Eine deutliche Mehrheit der Parteimitglieder sei für Oskar Lafontaine als neuen Vorsitzenden, sagt der derzeitige Bundesvorsitzende der Linken, Klaus Ernst. Von einer Spaltung der Partei zwischen Ost und West könne keine Rede sein.

Klaus Ernst im Gespräch mit Dirk-Oliver Heckmann | 16.05.2012
    Dirk-Oliver Heckmann: Keine drei Wochen ist es mehr hin, da kommen die Delegierten der Linken in Göttingen zum Bundesparteitag zusammen, um eine neue Führung zu wählen. Bisher allerdings hatte allein der Reformer Dietmar Bartsch seinen Hut in den Ring geworfen. Ob Oskar Lafontaine noch einmal antreten würde, um die Partei aus ihrem Loch zu holen, das blieb Spekulation – bis Anfang der Woche. Da kündigte er an, dass er bereitstehe, wenn die Partei ihn denn wolle und wenn das personelle Umfeld stimme. Und damit meinte er wohl, Bartsch solle seine Kandidatur zurückziehen. Ein Treffen, das die Entscheidung bringen sollte, ging gestern ergebnislos zu Ende.
    Und am Telefon begrüße ich nun den Bundesvorsitzenden der Linken, Klaus Ernst. Schönen guten Morgen!

    Klaus Ernst: Herr Heckmann, guten Morgen!

    Heckmann: Herr Ernst, in zweieinhalb Wochen findet Ihr Bundesparteitag statt und immer noch ist die Personalfrage völlig ungeklärt. Wird das nicht langsam zum Desaster?

    Ernst: Nein, ein Desaster ist es nicht, es ist ein demokratischer Vorgang, dass Parteien diskutieren, sich überlegen, wie sie handeln und dann am Parteitag entscheiden. Und der Parteitag besteht ja nun aus den Delegierten, die auch nach der Satzung dafür zuständig sind.
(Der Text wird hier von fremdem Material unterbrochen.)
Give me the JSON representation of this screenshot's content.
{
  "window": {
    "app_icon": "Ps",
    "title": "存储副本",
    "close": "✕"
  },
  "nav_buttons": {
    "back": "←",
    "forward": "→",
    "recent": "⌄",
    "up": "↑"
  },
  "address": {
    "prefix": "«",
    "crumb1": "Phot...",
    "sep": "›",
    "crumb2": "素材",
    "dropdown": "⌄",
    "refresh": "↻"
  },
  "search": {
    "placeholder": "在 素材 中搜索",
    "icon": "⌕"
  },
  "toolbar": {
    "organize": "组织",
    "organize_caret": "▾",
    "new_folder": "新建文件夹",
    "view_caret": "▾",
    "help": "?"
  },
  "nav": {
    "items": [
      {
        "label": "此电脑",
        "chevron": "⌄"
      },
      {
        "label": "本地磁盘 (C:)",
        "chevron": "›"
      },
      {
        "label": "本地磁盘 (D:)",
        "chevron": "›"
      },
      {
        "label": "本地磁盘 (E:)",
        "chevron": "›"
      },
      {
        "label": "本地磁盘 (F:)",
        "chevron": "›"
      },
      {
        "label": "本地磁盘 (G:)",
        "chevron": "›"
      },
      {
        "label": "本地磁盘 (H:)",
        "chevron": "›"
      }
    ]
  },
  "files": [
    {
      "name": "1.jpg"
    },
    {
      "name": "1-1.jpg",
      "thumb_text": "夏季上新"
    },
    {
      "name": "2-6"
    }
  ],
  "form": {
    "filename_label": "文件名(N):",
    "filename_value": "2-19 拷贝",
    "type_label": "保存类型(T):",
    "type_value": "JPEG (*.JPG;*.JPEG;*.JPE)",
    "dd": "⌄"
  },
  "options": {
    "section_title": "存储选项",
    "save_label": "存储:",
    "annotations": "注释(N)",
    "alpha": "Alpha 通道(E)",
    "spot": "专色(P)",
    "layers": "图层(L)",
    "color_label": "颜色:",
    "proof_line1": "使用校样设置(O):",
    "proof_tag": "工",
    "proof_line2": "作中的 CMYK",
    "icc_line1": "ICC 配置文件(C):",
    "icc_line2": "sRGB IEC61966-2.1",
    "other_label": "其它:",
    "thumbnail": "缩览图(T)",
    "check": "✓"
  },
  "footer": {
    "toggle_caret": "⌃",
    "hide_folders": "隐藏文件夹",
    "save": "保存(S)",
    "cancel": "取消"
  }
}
    Heckmann: Das heißt, es könnte sein, dass erst auf dem Parteitag selber überhaupt die Delegierten, ihnen klar ist, wen sie wählen können?
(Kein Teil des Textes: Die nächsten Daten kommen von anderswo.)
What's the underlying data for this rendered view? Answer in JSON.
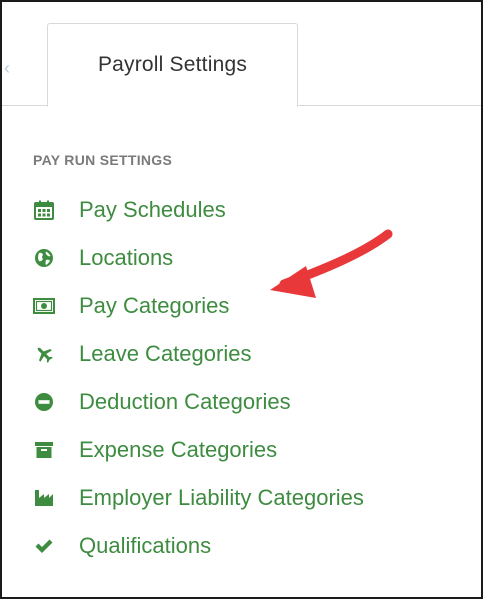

    Ernst: Selbstverständlich. Denn die Delegierten haben nach Satzung und Parteienrecht über den Vorstand zu entscheiden, das geht ja gar nicht anders. Die Frage ist, welches Angebot die Delegierten bekommen. Das heißt, wer kandidiert. Das ist noch die offene Frage, aber letztendlich entscheiden – und das ist auch absolut in Ordnung – die Delegierten über die Zusammensetzung der Parteiführung.
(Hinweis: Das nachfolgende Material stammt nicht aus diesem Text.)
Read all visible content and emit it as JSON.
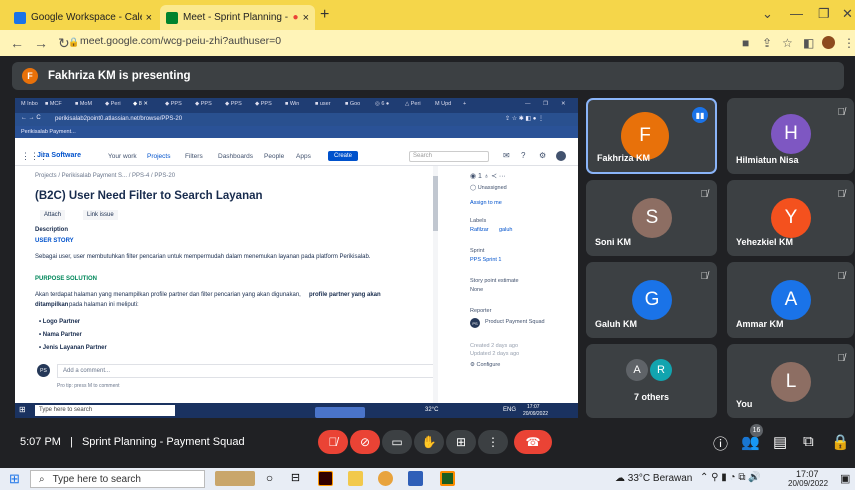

    Heckmann: Jetzt wollen Sie sich ja beraten auch im Rahmen von Regionalkonferenzen. Aber das Problem ist, Herr Lafontaine kandidiert nur ohne Gegenkandidaten und Bartsch will nicht zurückziehen. Was sollen diese Regionalkonferenzen also bringen?

    Ernst: Also, wir haben ein Angebot von Oskar Lafontaine, über das ich übrigens sehr dankbar bin, dass er uns in dieser schwierigen Situation noch mal als Parteivorsitzender zur Verfügung steht. Und da ist so viel Unsinn in der Presse geschrieben worden, dass ich mich wirklich auch geärgert habe. Von wegen Erpressung! Wissen Sie, Oskar Lafontaine hat doch das wirklich gar nicht mehr nötig, dass er irgendetwas wird, der war nämlich schon alles.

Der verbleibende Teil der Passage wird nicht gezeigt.